Greece-EU: Compromise but how and when?
An unusually high percentage – over 70 percent – of people support the tough stance adopted by the Alexis Tsipras government toward Greece’s creditors. And while the conservatives of the main opposition New Democracy are eagerly waiting in the wings to watch the new government perform a spectacular backpedalling action on its pre-election promises, the first steps of the Syriza-Anel government showed nothing of the sort.
On the contrary, the new government carried out its pre-election discourse with a stronger determination. This was evident not only by the much publicized European tour of Economy Minister Yanis Varoufakis but also by the statements of PM-elect Tsipras and the rest of his ministers at home.
The pace, the energy and the rhetoric of the election campaign continued after Jan. 25. Probably expressing a general impression, Martin Schultz, the president of the European Parliament, sounded worried in an interview with the newspaper Tagesspiegel: “Tsipras is a logical man with whom one can discuss. But he has to leave the role of the politician in an election campaign and realize that he has become a prime minister.”

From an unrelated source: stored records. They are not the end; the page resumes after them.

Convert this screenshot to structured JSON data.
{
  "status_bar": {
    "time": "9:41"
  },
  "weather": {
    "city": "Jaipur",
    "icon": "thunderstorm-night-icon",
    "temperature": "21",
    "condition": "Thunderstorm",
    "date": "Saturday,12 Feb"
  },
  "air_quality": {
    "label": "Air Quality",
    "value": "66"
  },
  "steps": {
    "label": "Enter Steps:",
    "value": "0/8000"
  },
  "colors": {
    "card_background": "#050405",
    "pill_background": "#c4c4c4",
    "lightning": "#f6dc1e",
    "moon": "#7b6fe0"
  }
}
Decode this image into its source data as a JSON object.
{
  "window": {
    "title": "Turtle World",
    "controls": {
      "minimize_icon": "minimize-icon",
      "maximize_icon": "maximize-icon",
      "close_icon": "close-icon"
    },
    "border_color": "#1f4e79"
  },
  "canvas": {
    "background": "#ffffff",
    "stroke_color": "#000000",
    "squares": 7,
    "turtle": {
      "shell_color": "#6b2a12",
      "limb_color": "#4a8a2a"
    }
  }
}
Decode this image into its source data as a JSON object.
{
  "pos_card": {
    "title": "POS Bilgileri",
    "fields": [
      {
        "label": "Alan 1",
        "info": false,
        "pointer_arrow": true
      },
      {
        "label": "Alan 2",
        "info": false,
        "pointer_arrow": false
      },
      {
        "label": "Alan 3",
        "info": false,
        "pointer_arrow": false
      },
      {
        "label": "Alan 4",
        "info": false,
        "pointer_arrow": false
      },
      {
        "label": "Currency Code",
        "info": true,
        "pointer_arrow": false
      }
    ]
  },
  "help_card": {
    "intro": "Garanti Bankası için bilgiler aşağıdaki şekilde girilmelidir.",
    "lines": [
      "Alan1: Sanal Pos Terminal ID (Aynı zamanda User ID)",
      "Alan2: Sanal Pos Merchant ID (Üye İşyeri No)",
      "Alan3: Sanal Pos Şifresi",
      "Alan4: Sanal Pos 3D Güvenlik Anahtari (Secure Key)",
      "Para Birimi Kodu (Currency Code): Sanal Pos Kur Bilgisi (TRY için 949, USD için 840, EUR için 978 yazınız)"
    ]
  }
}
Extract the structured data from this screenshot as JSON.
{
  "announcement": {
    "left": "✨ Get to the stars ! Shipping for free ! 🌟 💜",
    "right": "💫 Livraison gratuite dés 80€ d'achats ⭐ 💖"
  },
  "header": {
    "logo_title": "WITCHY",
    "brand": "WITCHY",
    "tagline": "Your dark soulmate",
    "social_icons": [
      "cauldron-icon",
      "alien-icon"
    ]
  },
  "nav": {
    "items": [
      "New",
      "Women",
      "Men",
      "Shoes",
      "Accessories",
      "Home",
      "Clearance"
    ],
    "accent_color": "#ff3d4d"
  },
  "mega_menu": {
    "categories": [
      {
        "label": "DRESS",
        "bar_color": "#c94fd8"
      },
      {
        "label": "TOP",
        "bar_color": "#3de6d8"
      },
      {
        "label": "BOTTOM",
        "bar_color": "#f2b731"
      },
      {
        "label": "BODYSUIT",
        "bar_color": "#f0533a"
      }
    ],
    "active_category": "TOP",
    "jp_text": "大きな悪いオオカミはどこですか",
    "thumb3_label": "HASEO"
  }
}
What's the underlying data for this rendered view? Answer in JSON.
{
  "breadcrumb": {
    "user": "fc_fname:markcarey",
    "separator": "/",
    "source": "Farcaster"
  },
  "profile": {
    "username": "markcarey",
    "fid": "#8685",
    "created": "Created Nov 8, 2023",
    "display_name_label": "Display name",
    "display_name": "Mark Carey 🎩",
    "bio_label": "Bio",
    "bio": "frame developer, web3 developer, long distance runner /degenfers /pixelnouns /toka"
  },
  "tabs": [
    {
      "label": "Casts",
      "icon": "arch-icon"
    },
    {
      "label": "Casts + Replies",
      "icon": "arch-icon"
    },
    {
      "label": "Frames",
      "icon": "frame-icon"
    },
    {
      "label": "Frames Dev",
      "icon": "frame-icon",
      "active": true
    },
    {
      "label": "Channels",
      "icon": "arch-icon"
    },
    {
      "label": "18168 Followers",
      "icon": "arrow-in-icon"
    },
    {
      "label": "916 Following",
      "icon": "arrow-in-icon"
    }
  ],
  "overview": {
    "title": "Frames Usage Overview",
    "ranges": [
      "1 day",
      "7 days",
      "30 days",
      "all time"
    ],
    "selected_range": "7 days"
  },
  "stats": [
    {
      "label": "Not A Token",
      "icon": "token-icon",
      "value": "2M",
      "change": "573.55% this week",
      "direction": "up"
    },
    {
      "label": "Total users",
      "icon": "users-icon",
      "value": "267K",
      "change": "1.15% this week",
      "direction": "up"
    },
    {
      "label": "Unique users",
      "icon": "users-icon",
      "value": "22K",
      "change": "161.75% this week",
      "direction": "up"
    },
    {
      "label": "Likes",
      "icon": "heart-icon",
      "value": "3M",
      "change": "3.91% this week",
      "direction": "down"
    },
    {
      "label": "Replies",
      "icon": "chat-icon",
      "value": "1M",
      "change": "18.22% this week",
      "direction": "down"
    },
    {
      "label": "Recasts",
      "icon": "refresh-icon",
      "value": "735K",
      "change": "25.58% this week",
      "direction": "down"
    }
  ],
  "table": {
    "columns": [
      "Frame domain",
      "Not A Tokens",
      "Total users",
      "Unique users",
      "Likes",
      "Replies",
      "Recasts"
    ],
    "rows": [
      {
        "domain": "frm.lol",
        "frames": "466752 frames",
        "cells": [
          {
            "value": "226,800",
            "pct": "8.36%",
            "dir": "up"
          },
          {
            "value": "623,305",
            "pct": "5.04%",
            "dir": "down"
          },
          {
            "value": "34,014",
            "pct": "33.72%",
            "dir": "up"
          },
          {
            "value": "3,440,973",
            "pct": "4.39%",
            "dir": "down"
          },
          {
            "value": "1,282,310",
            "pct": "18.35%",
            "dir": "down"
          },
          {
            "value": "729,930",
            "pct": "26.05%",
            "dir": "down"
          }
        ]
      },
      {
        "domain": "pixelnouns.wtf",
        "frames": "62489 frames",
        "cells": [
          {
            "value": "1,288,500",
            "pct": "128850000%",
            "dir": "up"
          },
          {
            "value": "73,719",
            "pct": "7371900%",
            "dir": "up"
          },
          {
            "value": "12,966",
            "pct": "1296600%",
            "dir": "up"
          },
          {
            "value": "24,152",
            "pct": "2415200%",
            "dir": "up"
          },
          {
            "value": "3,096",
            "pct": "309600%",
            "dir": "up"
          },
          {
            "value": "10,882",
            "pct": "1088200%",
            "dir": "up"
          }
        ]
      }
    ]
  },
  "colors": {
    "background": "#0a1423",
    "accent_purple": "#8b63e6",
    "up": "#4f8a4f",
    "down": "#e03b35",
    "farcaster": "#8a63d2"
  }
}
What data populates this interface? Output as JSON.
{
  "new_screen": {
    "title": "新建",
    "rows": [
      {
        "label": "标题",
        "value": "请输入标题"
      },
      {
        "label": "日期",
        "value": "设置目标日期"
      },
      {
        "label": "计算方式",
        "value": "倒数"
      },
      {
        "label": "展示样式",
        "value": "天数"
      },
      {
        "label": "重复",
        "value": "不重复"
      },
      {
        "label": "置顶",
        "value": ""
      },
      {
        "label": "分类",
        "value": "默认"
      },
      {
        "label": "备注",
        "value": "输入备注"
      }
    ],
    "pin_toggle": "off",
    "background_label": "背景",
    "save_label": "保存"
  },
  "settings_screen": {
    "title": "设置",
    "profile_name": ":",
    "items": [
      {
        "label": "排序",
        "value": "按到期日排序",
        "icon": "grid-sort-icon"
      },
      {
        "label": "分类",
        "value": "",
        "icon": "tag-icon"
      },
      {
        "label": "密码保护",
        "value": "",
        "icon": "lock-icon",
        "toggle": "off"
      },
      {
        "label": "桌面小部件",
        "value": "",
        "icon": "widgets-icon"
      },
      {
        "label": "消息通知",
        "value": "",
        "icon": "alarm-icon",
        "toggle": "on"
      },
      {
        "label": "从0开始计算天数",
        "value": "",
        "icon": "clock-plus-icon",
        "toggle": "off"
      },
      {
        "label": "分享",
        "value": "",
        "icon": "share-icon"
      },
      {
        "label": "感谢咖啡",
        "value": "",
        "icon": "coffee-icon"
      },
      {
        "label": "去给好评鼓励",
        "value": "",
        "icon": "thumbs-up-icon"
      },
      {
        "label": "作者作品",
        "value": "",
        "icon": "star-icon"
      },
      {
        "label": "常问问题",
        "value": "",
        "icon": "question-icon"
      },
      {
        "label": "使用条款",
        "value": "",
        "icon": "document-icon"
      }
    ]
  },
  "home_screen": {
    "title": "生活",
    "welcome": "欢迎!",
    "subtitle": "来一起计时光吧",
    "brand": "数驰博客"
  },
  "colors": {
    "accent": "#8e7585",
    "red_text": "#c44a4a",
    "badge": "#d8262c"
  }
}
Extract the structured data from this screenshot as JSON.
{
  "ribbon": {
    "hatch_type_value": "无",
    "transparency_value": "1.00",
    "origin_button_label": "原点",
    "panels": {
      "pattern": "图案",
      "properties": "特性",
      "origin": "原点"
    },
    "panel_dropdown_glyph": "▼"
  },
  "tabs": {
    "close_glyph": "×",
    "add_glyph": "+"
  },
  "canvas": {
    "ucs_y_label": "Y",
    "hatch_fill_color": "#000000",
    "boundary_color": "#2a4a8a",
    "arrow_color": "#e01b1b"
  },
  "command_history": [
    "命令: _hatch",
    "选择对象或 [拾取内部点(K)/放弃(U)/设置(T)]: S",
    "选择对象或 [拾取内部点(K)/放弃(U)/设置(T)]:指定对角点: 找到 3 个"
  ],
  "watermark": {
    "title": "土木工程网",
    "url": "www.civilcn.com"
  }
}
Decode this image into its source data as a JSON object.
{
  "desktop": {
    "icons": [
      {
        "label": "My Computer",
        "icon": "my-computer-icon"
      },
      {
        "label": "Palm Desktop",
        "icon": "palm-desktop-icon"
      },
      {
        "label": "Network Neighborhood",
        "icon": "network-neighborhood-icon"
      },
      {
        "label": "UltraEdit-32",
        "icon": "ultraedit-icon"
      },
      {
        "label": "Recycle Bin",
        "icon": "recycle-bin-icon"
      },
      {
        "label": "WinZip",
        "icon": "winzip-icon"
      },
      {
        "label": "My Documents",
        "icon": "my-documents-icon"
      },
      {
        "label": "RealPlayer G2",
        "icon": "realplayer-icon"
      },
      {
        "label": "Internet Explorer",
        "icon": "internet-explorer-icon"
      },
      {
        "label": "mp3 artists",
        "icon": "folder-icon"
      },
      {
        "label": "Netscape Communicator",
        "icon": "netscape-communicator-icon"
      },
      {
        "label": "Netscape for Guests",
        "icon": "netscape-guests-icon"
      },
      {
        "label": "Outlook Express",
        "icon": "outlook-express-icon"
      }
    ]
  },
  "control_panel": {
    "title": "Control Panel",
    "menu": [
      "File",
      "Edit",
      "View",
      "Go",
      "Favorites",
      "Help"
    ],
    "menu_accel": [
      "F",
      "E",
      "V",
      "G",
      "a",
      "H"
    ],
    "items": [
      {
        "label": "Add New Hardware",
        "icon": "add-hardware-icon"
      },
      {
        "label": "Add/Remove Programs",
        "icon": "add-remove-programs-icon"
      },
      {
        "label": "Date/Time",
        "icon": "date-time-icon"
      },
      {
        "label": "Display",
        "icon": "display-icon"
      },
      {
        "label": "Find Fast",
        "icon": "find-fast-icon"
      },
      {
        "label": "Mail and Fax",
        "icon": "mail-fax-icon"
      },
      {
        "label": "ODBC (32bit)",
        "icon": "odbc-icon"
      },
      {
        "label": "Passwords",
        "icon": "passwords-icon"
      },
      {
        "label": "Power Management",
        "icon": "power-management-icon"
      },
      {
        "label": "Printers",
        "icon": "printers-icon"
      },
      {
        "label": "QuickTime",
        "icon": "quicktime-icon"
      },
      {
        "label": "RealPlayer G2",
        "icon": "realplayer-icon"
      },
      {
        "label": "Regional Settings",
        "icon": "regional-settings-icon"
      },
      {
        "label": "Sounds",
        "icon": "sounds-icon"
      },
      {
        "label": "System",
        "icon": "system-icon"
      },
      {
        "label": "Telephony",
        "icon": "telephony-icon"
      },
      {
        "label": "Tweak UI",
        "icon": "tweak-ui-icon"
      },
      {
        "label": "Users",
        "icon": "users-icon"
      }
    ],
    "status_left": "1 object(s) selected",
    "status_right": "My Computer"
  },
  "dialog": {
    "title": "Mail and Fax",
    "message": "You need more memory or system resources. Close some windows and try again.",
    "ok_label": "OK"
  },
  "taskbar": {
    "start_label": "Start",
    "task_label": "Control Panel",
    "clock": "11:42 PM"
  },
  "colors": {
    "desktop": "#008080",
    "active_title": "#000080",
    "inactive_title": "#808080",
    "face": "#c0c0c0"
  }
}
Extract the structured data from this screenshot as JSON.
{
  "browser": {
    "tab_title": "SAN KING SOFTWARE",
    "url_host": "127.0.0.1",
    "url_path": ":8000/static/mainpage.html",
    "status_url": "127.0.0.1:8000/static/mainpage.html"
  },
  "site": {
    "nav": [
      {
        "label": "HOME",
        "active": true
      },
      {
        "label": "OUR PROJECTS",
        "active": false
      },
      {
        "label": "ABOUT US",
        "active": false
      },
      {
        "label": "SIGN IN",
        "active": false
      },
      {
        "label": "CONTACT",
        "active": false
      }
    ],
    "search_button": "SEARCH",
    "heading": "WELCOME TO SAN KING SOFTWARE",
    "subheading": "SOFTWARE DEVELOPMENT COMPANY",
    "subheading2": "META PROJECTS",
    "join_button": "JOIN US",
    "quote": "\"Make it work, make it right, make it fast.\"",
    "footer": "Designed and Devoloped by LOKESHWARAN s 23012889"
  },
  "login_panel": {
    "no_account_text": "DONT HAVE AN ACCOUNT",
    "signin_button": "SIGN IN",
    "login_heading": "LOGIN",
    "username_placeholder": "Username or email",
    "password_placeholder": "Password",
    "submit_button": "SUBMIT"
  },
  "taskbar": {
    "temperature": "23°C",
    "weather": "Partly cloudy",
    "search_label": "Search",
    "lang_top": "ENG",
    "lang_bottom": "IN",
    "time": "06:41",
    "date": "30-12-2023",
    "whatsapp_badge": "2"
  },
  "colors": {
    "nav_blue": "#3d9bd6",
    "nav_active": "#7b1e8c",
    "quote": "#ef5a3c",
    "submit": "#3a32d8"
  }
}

The first post-election opinion poll, conducted by the University of Macedonia, showed that not only the governments’ voters approve of the tough government’s stance, but so do over 40 percent of those who voted for the opposition.
Popular approval for the new government was shown last week when the European Central Bank announced it would not accept Greek government bonds until a new agreement on the management of the country’s huge debt is agreed. Large crowds chanted “We are not going to be blackmailed” outside the Parliament building in the absence of police, based on the orders of the new minister.
I asked around to my friends, my colleagues and my relatives. They all told me the same thing. That everybody’s morale is high or, at worst, that everybody has reached their limits of patience and resources. The sense of “hope” and “allegiance” in the society injected by the new government seems to have created a pad of “numbness” to the pain and suffering experienced by the dramatic worsening of people’s living standards.
I hear from colleagues in Germany, that the visit to Berlin last week by the Greek economy minister may have generated enormous publicity for the international media, but it stumbled on an important obstacle that increased the tension between Varoufakis and his German counterpart, Wolfgang Schaeuble. The Greek side “did not have a specific plan with them,” a German colleague told me, who followed the events closely.
“The Germans are not known for their diplomatic skills, they need plans, numbers and figures. Varoufakis, came here, with his excellent command of English – unlike Tsipras – but he had no plan with him,” he said.
He was right; the first tour of the Greek Economy Ministry delegation in Paris, Rome, London and Paris last week may have put Greece in the international headlines, but it was rather a foretaste than the start of a negotiation process. The European leaders did not seem ready to commit themselves to anything before the new government gets an official approval for its program.
The real (difficult) dialogue between the Tsipras government and its European partners will start this week. The presentation of the government program in the Greek parliament, which started yesterday evening, is expected to end by tomorrow. Greek media report that Tsipras will announce a “two-stage” program where they will first seek to implement measures to alleviate hardship to the most needy. This is the period for which the government is seeking a bridging agreement with its creditors. The second stage would cover government plans for its remaining term of three-and-a-half years.
The time table is extremely tight. After the expected approval of the Greek government program, the Greek side will have to present its plan to manage its faltering economy to an extraordinary Eurogroup meeting on Wednesday where the president of the ECB, Mario Draghi, and the head of the IMF, Christine Lagarde, will also be present.
Everybody understands that this is not going to be easy. Greece has committed itself to an austerity program which involves other European taxpayers’ money. And what this leftist government requires are changes that forego terms of the initial agreements. They will have to win the trust of their creditors to show that they mean business this time where their predecessors failed, i.e., on issues such as fighting tax evasion and corruption and finding novel ways to produce economic growth.
Sources talk of an eventual compromise where each side gives way. It will be important to see to what extent Syriza may need to step back from its election promises – if such thing happens – and to what extent the people will continue to support them, believing in an ultimately better future.